Why are these good responses? Because they are simple statements of your true feelings made with authority. The best of them will even put the pressure of an intelligent response back on the Witness instead of leaving it on you.
There really is no point in offering Witnesses any evidence to back up what you say. They won't believe you any way, and any attempt to convince them gives them the power to judge your rebuttles. You want to give them your conclusions, not make arguments they can reject. Debates will quickly degenerate into "their sources versus your sources." They'll have you running in circles in no time and earn themselves a few hours of field service. You, on the other hand, will have nothing to show for it but a headache.
Some ex-Witnesses love debating with Jehovah's Witnesses. To each their own, I guess. Just remember that debating with them too vigorously is a good way to get disfellowshipped or ostracized by Witness family and friends.
If they say: "But you know it's 'The Truth.' When are you going to start fulfilling your obligation to Jehovah?"
- "But it's not 'The Truth'! #$&@% Now here's a long list of reasons why because I'm trying to convince you that I'm right..." (When you know they never will agree with you any way, which means you will always lose)
- "Why do you people keep coming around here and picking on me? Just leave me alone! Whoa is me! Whaaaaaa!!"

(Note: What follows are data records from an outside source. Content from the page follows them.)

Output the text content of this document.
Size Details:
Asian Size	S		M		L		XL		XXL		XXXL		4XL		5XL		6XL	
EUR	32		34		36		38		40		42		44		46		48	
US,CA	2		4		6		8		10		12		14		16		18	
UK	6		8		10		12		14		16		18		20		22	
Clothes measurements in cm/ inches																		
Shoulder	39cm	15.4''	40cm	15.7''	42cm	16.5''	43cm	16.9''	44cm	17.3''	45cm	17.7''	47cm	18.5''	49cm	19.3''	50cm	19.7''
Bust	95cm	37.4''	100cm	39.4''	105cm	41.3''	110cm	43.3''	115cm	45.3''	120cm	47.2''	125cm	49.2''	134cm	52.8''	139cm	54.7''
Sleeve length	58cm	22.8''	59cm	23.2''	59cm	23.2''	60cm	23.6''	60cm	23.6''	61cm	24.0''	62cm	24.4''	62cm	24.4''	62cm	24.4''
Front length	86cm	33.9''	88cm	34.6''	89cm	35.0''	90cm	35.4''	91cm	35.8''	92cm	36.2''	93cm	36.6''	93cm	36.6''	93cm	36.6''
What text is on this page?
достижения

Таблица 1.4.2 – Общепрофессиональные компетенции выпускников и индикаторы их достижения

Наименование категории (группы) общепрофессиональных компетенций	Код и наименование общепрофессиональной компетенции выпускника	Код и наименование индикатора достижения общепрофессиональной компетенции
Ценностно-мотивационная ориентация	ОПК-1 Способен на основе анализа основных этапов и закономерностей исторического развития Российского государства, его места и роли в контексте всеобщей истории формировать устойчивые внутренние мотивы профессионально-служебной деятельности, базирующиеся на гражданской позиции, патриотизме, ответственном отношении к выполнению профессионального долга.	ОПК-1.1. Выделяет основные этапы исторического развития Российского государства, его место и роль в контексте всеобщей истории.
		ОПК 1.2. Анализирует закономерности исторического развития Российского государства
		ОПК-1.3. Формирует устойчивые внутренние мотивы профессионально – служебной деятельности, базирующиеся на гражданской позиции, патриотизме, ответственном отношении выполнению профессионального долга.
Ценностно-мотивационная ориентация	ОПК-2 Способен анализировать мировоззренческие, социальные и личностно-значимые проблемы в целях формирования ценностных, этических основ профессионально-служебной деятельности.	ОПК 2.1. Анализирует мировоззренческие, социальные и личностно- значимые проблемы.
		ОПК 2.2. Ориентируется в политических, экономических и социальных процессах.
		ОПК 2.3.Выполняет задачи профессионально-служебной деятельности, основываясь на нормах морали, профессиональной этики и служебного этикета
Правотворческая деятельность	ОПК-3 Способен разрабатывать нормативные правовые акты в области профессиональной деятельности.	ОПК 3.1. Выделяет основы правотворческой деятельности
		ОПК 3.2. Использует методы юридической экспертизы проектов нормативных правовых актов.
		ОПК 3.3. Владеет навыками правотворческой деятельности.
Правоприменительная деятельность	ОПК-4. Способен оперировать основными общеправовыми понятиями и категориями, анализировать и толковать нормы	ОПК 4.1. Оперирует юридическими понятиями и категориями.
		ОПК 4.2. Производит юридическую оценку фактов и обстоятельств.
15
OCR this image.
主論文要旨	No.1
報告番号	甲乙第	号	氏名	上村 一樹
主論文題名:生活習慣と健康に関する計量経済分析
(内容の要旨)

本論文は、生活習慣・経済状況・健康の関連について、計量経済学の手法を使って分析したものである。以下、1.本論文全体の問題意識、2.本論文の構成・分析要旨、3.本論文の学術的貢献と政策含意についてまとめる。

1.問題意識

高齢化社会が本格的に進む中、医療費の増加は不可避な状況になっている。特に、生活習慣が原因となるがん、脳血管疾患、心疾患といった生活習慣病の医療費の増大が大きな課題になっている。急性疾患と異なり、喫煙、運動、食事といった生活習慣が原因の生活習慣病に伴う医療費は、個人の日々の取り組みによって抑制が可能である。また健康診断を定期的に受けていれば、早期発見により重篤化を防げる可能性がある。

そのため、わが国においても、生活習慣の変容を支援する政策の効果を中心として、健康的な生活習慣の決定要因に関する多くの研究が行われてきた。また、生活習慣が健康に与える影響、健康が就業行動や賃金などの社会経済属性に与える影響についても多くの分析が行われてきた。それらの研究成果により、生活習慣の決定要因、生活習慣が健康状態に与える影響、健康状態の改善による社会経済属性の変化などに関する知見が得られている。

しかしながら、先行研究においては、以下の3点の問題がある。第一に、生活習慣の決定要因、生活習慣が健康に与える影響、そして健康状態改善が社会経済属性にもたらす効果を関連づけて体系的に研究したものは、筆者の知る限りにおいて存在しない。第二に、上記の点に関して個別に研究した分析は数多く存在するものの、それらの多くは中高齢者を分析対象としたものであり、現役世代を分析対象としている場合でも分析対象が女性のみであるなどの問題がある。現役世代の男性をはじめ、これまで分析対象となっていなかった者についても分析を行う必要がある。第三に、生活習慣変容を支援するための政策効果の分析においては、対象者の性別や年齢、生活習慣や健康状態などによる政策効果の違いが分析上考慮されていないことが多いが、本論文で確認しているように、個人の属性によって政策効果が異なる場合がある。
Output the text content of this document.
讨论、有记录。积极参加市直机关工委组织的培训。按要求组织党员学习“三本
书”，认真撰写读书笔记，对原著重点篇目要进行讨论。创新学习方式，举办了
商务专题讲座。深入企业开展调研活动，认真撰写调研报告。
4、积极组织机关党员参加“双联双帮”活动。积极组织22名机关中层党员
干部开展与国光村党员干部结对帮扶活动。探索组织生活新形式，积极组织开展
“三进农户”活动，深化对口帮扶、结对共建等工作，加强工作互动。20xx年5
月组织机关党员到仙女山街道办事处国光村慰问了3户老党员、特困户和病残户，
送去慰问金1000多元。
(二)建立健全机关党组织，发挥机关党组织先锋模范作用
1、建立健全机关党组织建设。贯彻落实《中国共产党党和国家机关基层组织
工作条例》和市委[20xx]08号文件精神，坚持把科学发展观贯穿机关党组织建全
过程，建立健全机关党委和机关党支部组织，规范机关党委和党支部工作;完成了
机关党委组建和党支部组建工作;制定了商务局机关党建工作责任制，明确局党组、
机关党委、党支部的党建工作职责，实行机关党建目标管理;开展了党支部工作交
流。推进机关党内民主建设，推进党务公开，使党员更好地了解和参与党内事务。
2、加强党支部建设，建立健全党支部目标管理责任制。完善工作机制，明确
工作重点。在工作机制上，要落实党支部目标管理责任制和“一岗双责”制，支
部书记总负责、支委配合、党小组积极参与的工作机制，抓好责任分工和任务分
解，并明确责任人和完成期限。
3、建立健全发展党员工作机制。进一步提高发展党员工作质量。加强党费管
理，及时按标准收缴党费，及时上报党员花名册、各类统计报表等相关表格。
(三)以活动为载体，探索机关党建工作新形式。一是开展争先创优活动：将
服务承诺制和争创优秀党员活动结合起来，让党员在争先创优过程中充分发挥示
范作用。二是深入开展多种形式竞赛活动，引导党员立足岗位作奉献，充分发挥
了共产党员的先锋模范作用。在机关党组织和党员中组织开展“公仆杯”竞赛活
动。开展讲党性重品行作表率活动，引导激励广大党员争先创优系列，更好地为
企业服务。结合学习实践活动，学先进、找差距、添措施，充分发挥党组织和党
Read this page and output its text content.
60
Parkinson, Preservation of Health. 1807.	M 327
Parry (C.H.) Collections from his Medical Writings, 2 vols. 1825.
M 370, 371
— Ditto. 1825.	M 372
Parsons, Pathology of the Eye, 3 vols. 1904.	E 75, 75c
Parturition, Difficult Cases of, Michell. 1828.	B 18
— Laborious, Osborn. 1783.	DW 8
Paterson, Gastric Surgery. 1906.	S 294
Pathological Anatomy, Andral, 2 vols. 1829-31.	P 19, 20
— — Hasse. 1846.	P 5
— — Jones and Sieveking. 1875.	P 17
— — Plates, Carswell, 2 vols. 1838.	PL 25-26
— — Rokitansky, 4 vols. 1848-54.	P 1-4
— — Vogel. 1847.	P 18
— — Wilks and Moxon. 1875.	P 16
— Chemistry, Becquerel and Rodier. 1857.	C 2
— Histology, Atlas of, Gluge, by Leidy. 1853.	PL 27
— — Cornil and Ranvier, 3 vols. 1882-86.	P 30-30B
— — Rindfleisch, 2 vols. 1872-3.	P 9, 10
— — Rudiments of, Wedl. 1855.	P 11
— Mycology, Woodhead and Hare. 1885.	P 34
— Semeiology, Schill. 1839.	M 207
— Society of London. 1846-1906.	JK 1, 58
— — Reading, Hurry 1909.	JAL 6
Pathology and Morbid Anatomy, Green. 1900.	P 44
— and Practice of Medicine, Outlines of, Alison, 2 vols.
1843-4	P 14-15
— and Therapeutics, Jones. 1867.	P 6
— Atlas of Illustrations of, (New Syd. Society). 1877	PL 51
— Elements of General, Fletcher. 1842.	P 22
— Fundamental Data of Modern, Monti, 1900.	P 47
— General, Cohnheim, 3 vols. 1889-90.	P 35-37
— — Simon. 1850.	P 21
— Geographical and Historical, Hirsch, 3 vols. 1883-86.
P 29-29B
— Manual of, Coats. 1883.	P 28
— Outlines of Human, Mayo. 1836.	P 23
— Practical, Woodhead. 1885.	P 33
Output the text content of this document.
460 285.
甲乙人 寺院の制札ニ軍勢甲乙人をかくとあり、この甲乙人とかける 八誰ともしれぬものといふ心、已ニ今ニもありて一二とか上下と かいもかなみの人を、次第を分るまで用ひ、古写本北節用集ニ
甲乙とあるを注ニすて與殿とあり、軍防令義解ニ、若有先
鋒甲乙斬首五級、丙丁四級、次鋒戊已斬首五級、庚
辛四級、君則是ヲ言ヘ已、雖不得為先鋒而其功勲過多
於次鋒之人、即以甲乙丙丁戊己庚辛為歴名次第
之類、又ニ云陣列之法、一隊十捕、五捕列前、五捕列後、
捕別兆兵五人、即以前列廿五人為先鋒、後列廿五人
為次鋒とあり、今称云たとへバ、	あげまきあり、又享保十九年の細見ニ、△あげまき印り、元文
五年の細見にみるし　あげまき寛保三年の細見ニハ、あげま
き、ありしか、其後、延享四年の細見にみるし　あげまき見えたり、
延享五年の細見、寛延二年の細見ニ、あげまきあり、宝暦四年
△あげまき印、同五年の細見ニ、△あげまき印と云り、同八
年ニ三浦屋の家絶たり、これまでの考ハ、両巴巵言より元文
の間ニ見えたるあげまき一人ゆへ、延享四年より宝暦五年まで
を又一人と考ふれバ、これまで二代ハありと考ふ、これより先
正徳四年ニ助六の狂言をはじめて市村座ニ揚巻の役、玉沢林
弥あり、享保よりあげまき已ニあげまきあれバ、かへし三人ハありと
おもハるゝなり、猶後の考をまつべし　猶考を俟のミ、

- "Look, you stupid little #$&@% Watchtower slave! I've had enough of your crap! Can't you tell by the redness in my face that I'm about to explode and hurl chunks of bone all over the carpet?? LEAVE WHILE YOU STILL CAN!!" (There are times when telling them off may be well deserved, but they rarely connect this reaction to their own bad behavior which prompted it.)
- Your eyes start to water with pent up frustration as they read you the riot act. Then you just stand there until they go away.
They will surely misinterpretted bad responses as proof that you know they are right. In the end, these will only encourage them and make the encounter far worse for you. Stick to your true feelings without offering unnecessary reasons. Stop talking once you've made yourself clear and wait for the Witness to say something. If they ask for your reasons, keep it as simple as possible and make them work for it. Don't be afraid to be vague about it, either. Remember, the main reason they have for asking you questions is to break down your responses and refute them. (It also gives them something else to talk about which pads their service time even further.) Sad to say, but the fact is that they aren't really listening to you.
You should only try to convince them that you mean what you say and that you have no ulterior motives. Do not try to convince them that you are right. Just tell'em what you really feel, point blank, and leave no room for doubt about your convictions. This will go a long way toward discouraging further confrontations.